16 years of stuff i need to get off my chest

Seven….. It seems like a small number. You could have 7 friends, 7 subjects at school, 7 books that are on your reading list. Many would see this number as nothing but for me it is huge.

Most of my life I have been pretty messed up.
I have changed how I act and my personality so many times it is unbelievable. I did this as I thought people didn’t like me therefore I changed how I was presented but it didn’t change anything about how they see me.

I have had seven obstacles in my life that shattered me. When this happens I get up, dust myself off and continue trying to be me. I personally don’t even think that theses 7 know how much they had impacted upon my life, maybe 2 or 3 know but I think the rest don’t actually care.

Now these 7 have changed to 8. It is ok, I am use to it. This time is was different though. I wasn’t one sided, at some point we were on the same page and believed the same thing.

In my life I have done things that I regret…Twice to be precise. It is nothing that I am proud of and if I could go back I would. Only four people know, myself and three others. I don’t really talk about it much as I try to put it behind me and try not to focus upon it. It is too hard to talk about therefore not even the closest people to me know. I think people would see me differently if they knew, well I know one that would and I don’t want to cause that hatred. It is nothing bad but I know they wouldn’t see me the same again.

The only time I feel as thought I mean something is when I am dancing with friends. If I didn’t have my friends I am not sure how I would be. There are so many times that I have thought that I don’t want to be here but then I know my family couldn’t handle it is something were to happen to me. They have gone through enough this year and I think that is why I am still here.

Many would wonder why I am thinking this and the answer is that I am over life and everything to do with it. I didn’t think of this as much as I do now. When people look at me they see someone who loves to have fun and loves being around friends and family.
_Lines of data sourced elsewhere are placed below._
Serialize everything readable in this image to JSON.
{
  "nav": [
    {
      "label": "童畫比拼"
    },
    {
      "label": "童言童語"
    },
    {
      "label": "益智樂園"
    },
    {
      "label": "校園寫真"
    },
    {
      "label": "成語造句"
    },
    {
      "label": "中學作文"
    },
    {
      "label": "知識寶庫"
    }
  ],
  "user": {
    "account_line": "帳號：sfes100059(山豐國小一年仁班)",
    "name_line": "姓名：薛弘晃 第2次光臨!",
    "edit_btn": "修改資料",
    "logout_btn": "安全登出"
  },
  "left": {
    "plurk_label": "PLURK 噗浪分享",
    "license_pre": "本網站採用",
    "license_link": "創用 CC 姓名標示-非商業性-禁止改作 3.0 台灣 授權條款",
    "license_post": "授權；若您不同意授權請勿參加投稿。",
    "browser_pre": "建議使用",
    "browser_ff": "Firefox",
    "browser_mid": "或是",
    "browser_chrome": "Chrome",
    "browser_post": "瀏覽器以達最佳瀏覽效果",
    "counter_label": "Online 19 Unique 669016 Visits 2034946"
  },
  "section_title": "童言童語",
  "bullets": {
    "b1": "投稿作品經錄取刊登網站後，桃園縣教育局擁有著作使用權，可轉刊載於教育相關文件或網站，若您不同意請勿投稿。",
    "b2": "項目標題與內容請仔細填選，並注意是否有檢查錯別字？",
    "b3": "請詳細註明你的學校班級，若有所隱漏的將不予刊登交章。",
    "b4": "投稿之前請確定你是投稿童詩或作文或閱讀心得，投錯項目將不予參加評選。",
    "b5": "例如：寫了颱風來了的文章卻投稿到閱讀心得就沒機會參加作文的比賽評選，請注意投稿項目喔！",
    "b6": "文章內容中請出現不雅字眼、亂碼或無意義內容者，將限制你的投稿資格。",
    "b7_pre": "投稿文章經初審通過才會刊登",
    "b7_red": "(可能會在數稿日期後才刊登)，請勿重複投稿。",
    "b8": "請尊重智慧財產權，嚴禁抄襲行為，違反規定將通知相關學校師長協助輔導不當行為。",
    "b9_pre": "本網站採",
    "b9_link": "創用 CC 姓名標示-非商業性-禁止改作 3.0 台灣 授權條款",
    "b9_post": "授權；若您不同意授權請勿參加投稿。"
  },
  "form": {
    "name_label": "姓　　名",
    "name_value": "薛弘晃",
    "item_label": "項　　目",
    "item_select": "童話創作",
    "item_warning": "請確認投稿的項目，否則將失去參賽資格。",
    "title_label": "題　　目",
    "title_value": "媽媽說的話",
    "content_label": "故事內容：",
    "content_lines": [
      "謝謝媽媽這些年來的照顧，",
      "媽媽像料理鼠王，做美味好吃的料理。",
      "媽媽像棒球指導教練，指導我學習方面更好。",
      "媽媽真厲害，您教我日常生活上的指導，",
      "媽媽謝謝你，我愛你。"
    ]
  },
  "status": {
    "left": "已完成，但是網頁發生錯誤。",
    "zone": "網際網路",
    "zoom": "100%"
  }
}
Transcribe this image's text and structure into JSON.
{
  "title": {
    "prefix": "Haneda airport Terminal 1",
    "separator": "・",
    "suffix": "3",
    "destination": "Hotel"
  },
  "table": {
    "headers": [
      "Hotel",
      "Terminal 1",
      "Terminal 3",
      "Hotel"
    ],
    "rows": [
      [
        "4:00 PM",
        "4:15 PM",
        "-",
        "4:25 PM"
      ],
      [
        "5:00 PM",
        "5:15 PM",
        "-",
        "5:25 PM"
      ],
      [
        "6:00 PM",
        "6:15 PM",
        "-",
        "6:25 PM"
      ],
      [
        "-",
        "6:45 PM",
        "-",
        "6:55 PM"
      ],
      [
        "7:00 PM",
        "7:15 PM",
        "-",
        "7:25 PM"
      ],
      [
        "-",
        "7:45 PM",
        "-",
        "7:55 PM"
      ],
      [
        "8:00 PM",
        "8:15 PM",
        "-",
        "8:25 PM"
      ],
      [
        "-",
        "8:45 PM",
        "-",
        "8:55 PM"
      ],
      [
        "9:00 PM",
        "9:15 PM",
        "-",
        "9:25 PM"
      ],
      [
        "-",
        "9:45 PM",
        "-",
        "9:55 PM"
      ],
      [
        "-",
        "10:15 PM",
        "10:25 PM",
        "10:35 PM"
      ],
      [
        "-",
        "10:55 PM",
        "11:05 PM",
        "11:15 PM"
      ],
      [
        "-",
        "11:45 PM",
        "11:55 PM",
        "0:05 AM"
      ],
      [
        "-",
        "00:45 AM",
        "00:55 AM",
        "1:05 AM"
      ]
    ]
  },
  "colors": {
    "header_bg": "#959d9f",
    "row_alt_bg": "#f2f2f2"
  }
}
I think that many of them would never think that I would be saying this but it isn’t one of those things that you just talk about why you eat lunch. I know if they knew, that they would try to help me but I am not sure how they can help me.

I just know I want to be myself, have sweet payback to thoes Seven who have fucked up my life, Try not think about what i have done in the past and to focus on the future as there is so much in my life that i need to do.